Phoenix to raise trash collection service fee for first time in 11 years
Feb 12, 2020, 4:45 AM | Updated: 1:12 pm
(Facebook Photo/City of Phoenix Public Works Department)
PHOENIX – No, it’s not April Fools. In two months, trash service rates are going up in Phoenix by $7 a month over the next year.
Also not April Fools: All of the public comment at Tuesday’s City Council policy meeting was in favor of rate hikes.
“I’m dependent on my garbage being collected,” resident Dolores Henderson said. “I know there’s more involved than just picking up my can.”
“A growing city with a changing waste stream requires that they innovate and adapt services to provide quality for the residents,” said Bill Campbell, another Phoenix resident.
Currently, Phoenicians pay $26.80 per month for weekly trash, compost and recycling collection.
With Tuesday’s 7-to-2 vote, the City Council will phase in an increase starting in two months.
The rate will go up $3.75 to $30.55 in April and another $3.25 to $33.80 in January 2021.
Starting in 2022, there will be 2% increases to account for inflation until 2026.
Public Works Director Ginger Spencer says Phoenix has not boosted collection fees in 11 years.
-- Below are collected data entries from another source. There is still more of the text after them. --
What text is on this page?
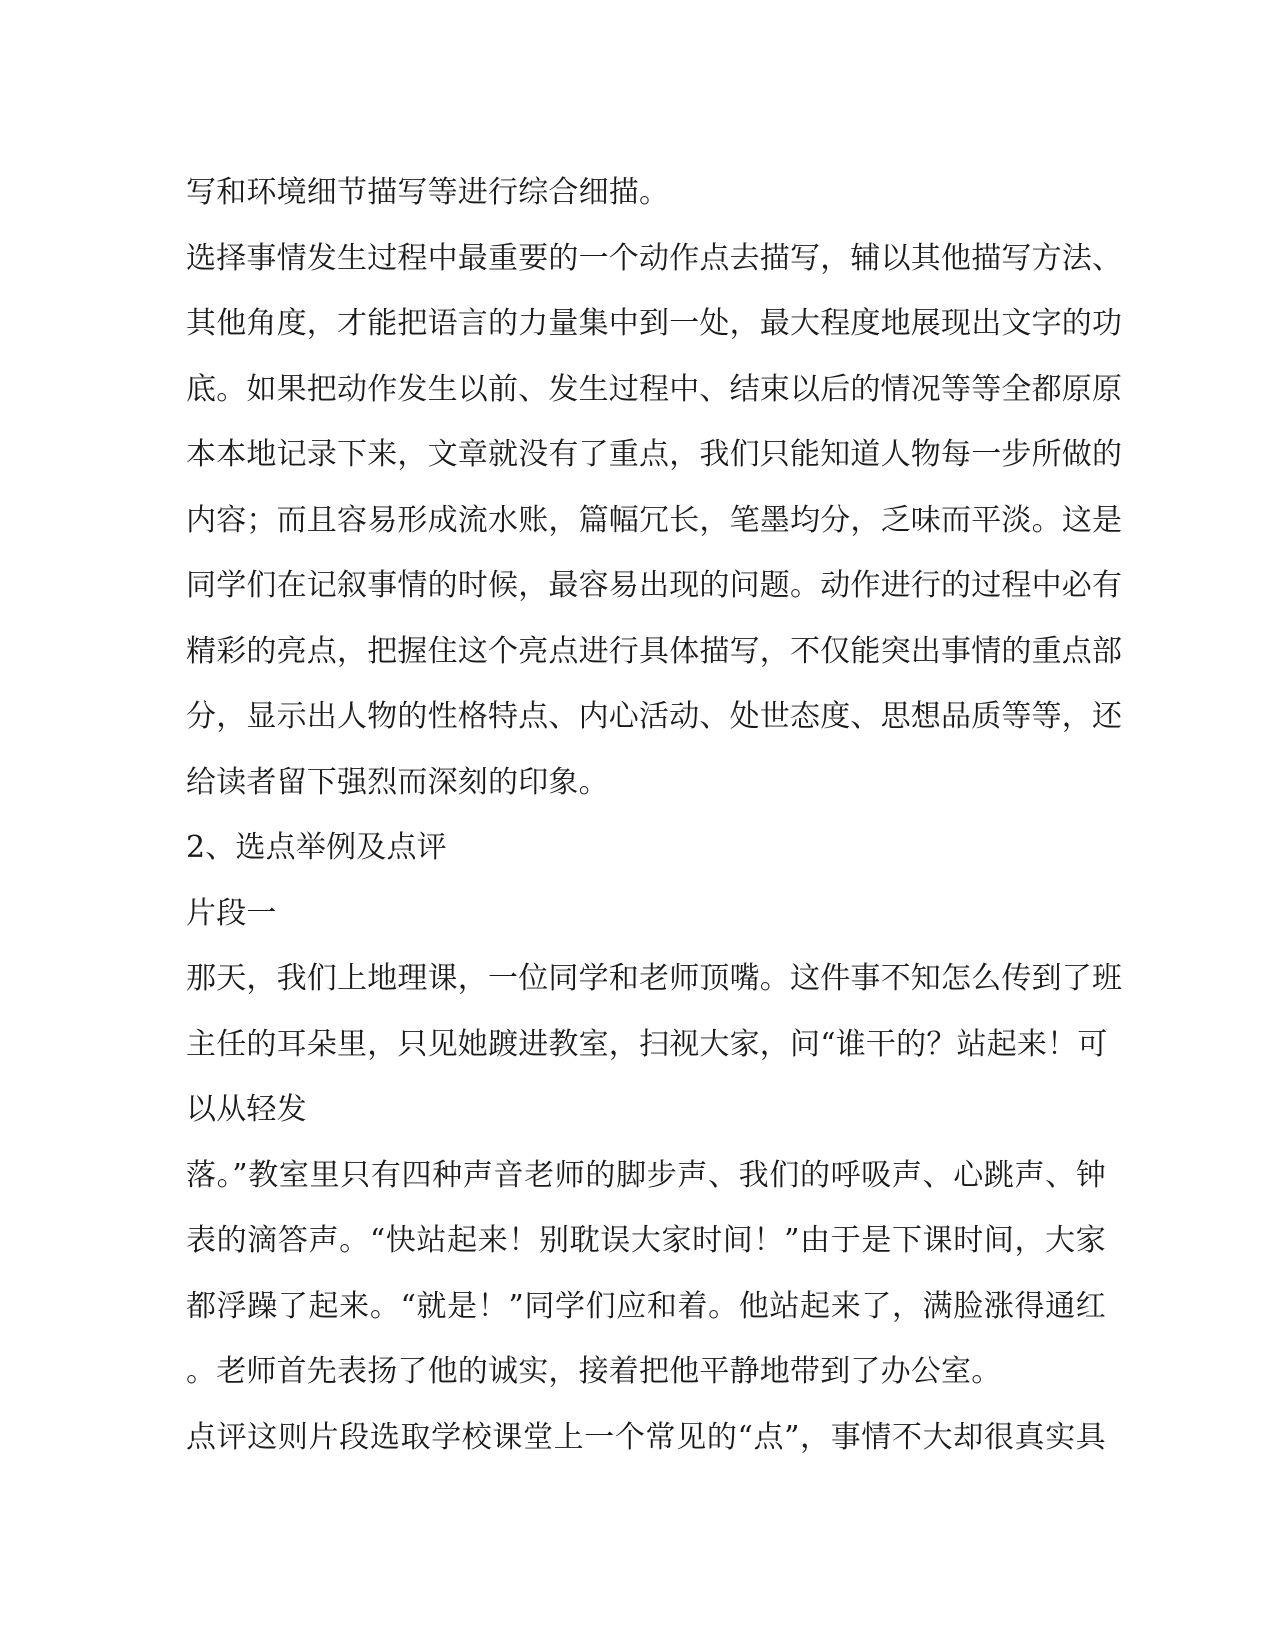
写和环境细节描写等进行综合细描。
选择事情发生过程中最重要的一个动作点去描写，辅以其他描写方法、
其他角度，才能把语言的力量集中到一处，最大程度地展现出文字的功
底。如果把动作发生以前、发生过程中、结束以后的情况等等全都原原
本本地记录下来，文章就没有了重点，我们只能知道人物每一步所做的
内容；而且容易形成流水账，篇幅冗长，笔墨均分，乏味而平淡。这是
同学们在记叙事情的时候，最容易出现的问题。动作进行的过程中必有
精彩的亮点，把握住这个亮点进行具体描写，不仅能突出事情的重点部
分，显示出人物的性格特点、内心活动、处世态度、思想品质等等，还
给读者留下强烈而深刻的印象。
2、选点举例及点评
片段一
那天，我们上地理课，一位同学和老师顶嘴。这件事不知怎么传到了班
主任的耳朵里，只见她踱进教室，扫视大家，问“谁干的？站起来！可
以从轻发
落。”教室里只有四种声音老师的脚步声、我们的呼吸声、心跳声、钟
表的滴答声。“快站起来！别耽误大家时间！”由于是下课时间，大家
都浮躁了起来。“就是！”同学们应和着。他站起来了，满脸涨得通红
。老师首先表扬了他的诚实，接着把他平静地带到了办公室。
点评这则片段选取学校课堂上一个常见的“点”，事情不大却很真实具
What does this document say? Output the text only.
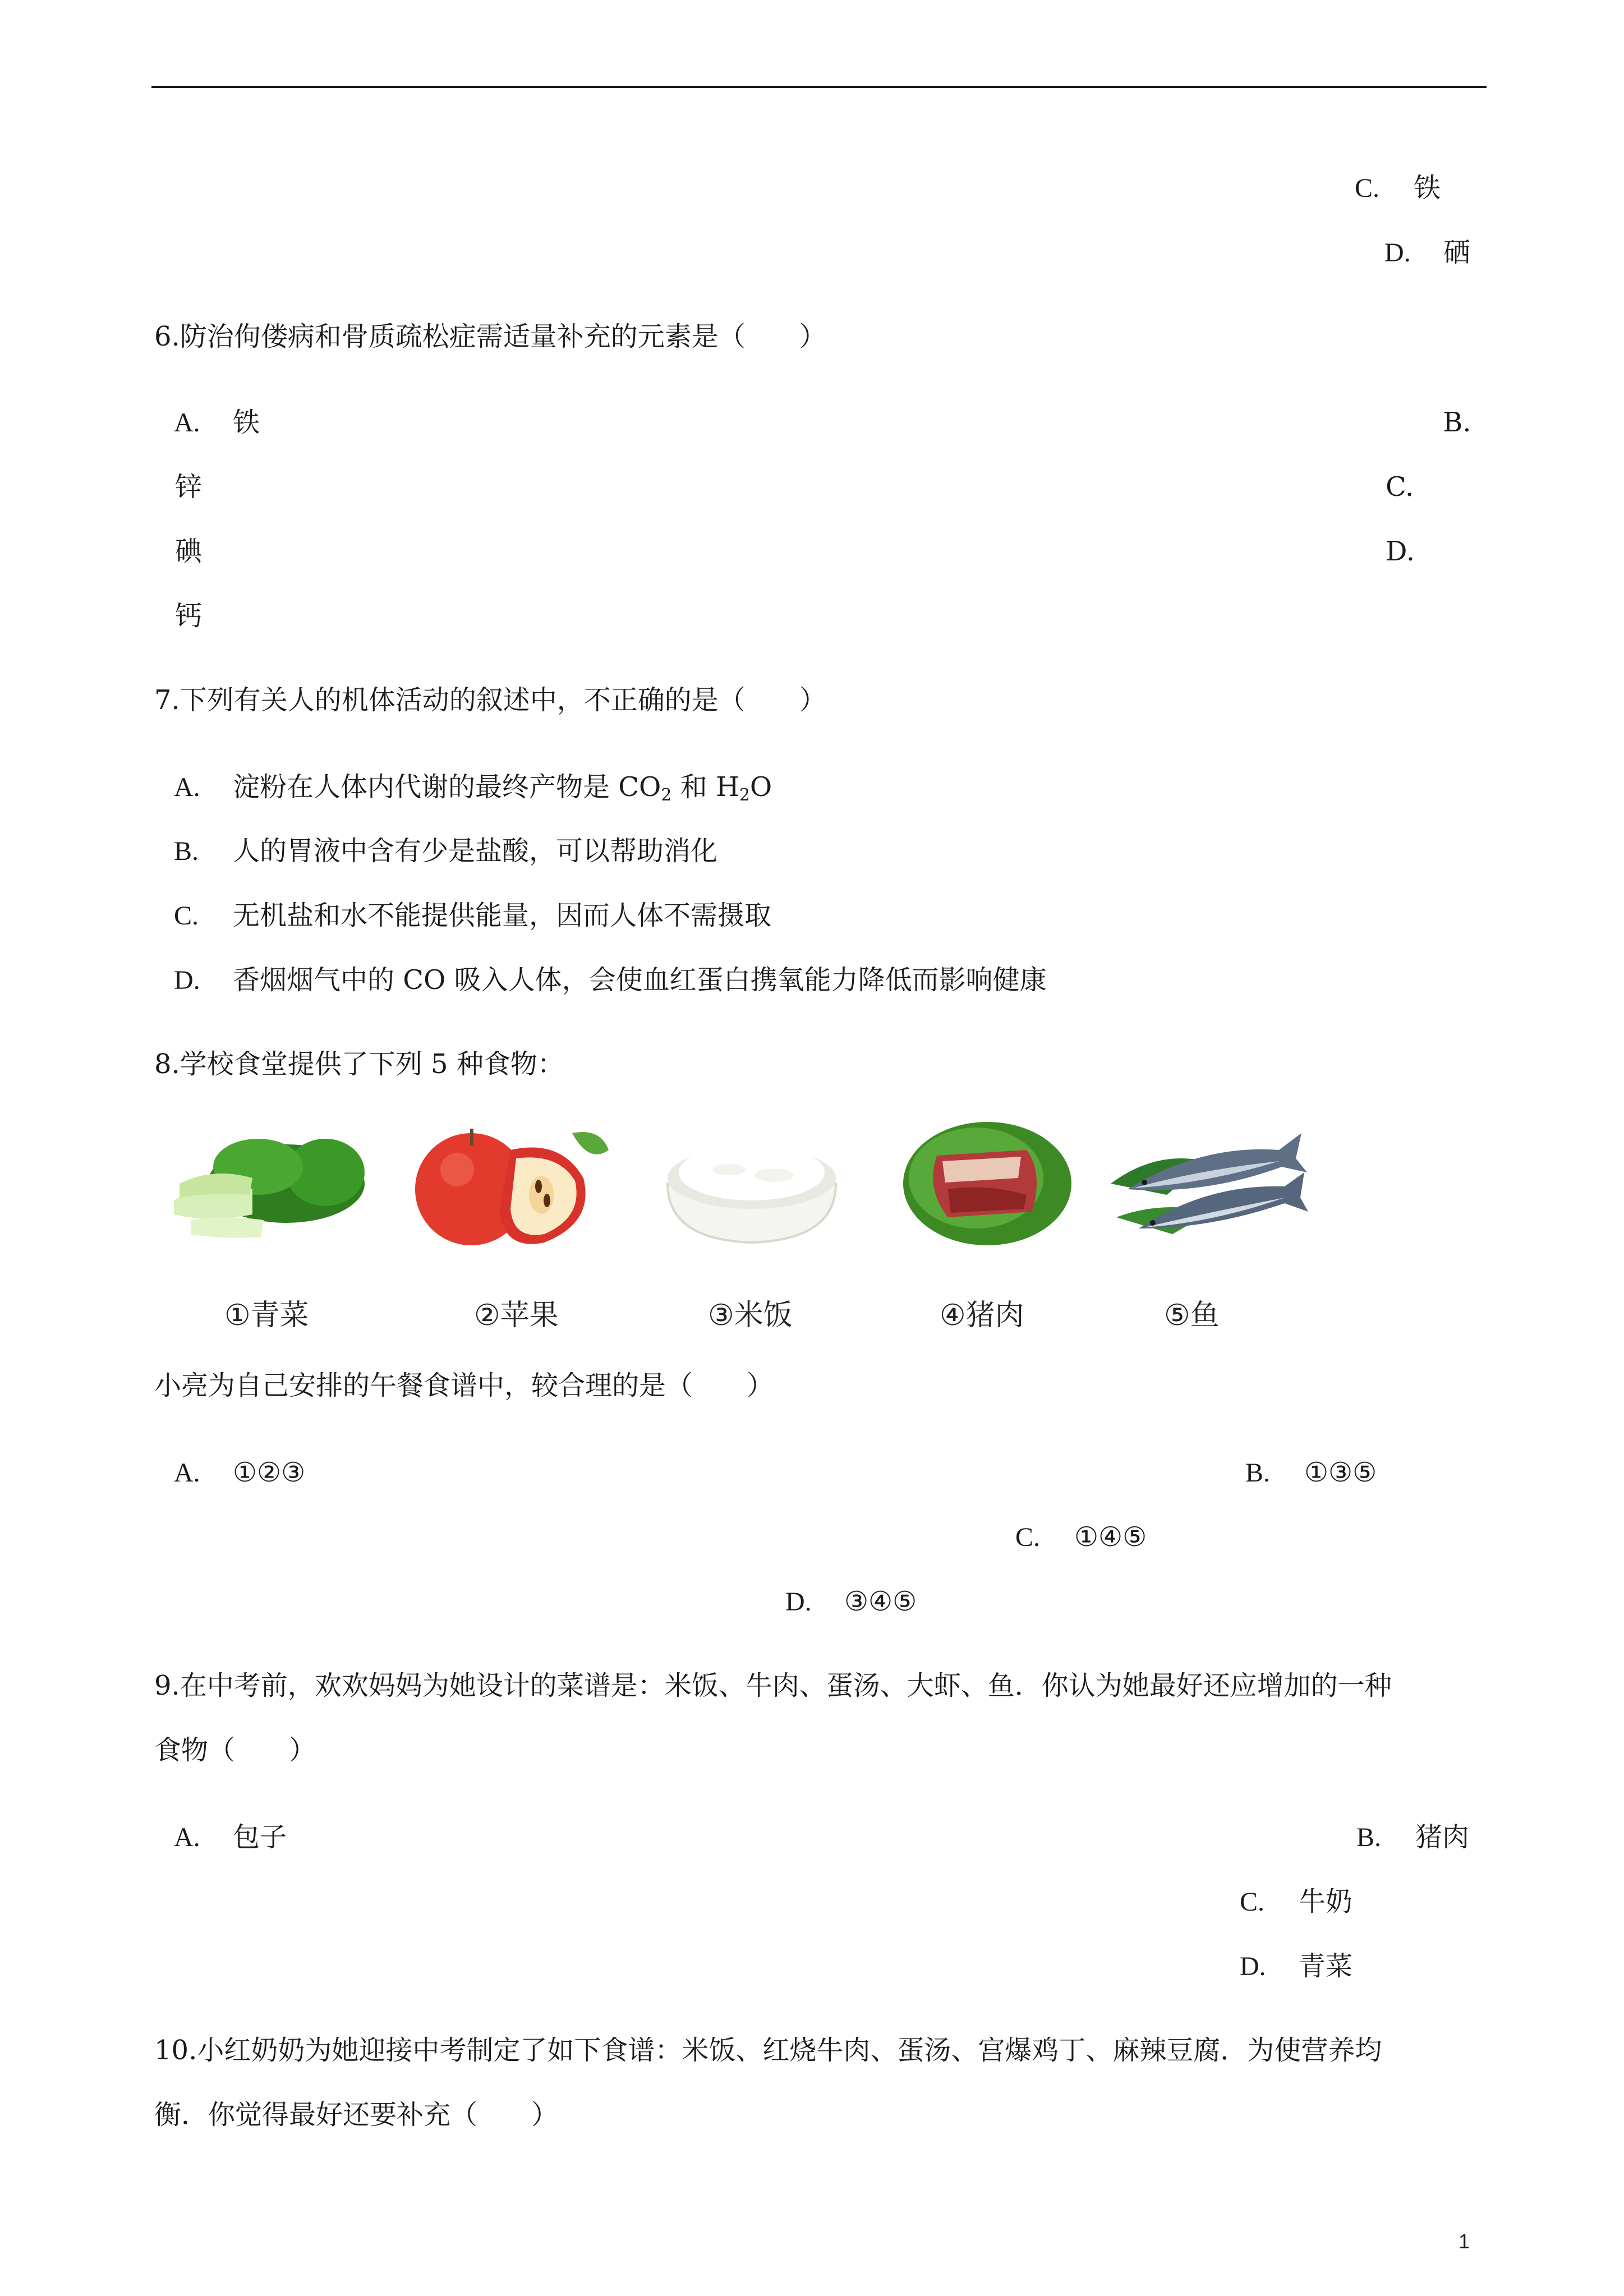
C. 铁
D. 硒
6.防治佝偻病和骨质疏松症需适量补充的元素是（　　）
A. 铁	B.
锌	C.
碘	D.
钙
7.下列有关人的机体活动的叙述中，不正确的是（　　）
A. 淀粉在人体内代谢的最终产物是 $CO_2$ 和 $H_2O$
B. 人的胃液中含有少是盐酸，可以帮助消化
C. 无机盐和水不能提供能量，因而人体不需摄取
D. 香烟烟气中的 CO 吸入人体，会使血红蛋白携氧能力降低而影响健康
8.学校食堂提供了下列 5 种食物：
①青菜	②苹果	③米饭	④猪肉	⑤鱼
小亮为自己安排的午餐食谱中，较合理的是（　　）
A. ①②③	B. ①③⑤
C. ①④⑤
D. ③④⑤
9.在中考前，欢欢妈妈为她设计的菜谱是：米饭、牛肉、蛋汤、大虾、鱼．你认为她最好还应增加的一种
食物（　　）
A. 包子	B. 猪肉
C. 牛奶
D. 青菜
10.小红奶奶为她迎接中考制定了如下食谱：米饭、红烧牛肉、蛋汤、宫爆鸡丁、麻辣豆腐．为使营养均
衡．你觉得最好还要补充（　　）
1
“We deferred equipment and vehicle maintenance, as well as new purchases,” she said. “We didn’t add vehicles for growth.”
Phoenix now has 400,000 customers. Employees took pay cuts for a time.
Most of all, recycling revenues plummeted, because of China.
“They were no longer going to accept certain types of recyclables, as well as they require at 0.5% contamination rate,” Spencer said, meaning China wants old plastic in nearly pristine condition.
And yet, Spencer says Phoenix’s recycling diversion rates have reached 36%.
So, supporters on the council and in the audience at council chambers wanted to maintain current collection standards.
“Services like water and sewer, solid waste collection, and disposal rate increases will be necessary if we want to maintain and sustain a high quality of life,” resident Caroline Chapman said.
Yet not everyone was for the increase in cost. Councilman Sal DiCiccio, recovering from spinal cord surgery, called into the meeting to say enough with the fees.
“We saw a rate increase last year of 12% for water,” he said. “We saw Uber and Lyft threaten to leave [Sky Harbor] Airport because of fee increases.”
Arizona’s Supreme Court are reviewing the legality of $4 pick-up and drop-off fees for rideshare companies.
DiCiccio said his alternative proposal would have run collection trucks for more miles and longer hours to save taxpayer dollars.
Councilman Michael Nowakowsi was skeptical of the fee increase because it’ll happen so quickly, but he voted “yes” anyway.
The council had three alternatives to the increase it approved. One option would have ended compost collection.
Another would have reduced recyclable collection to every other week in line with demand.
The other would have ended compost and recyclable collection.
Those three options would still have come with fee increases and resulted in lost city jobs.
Council members held public hearings on these plans. The vast majority in attendance supported the hike they approved.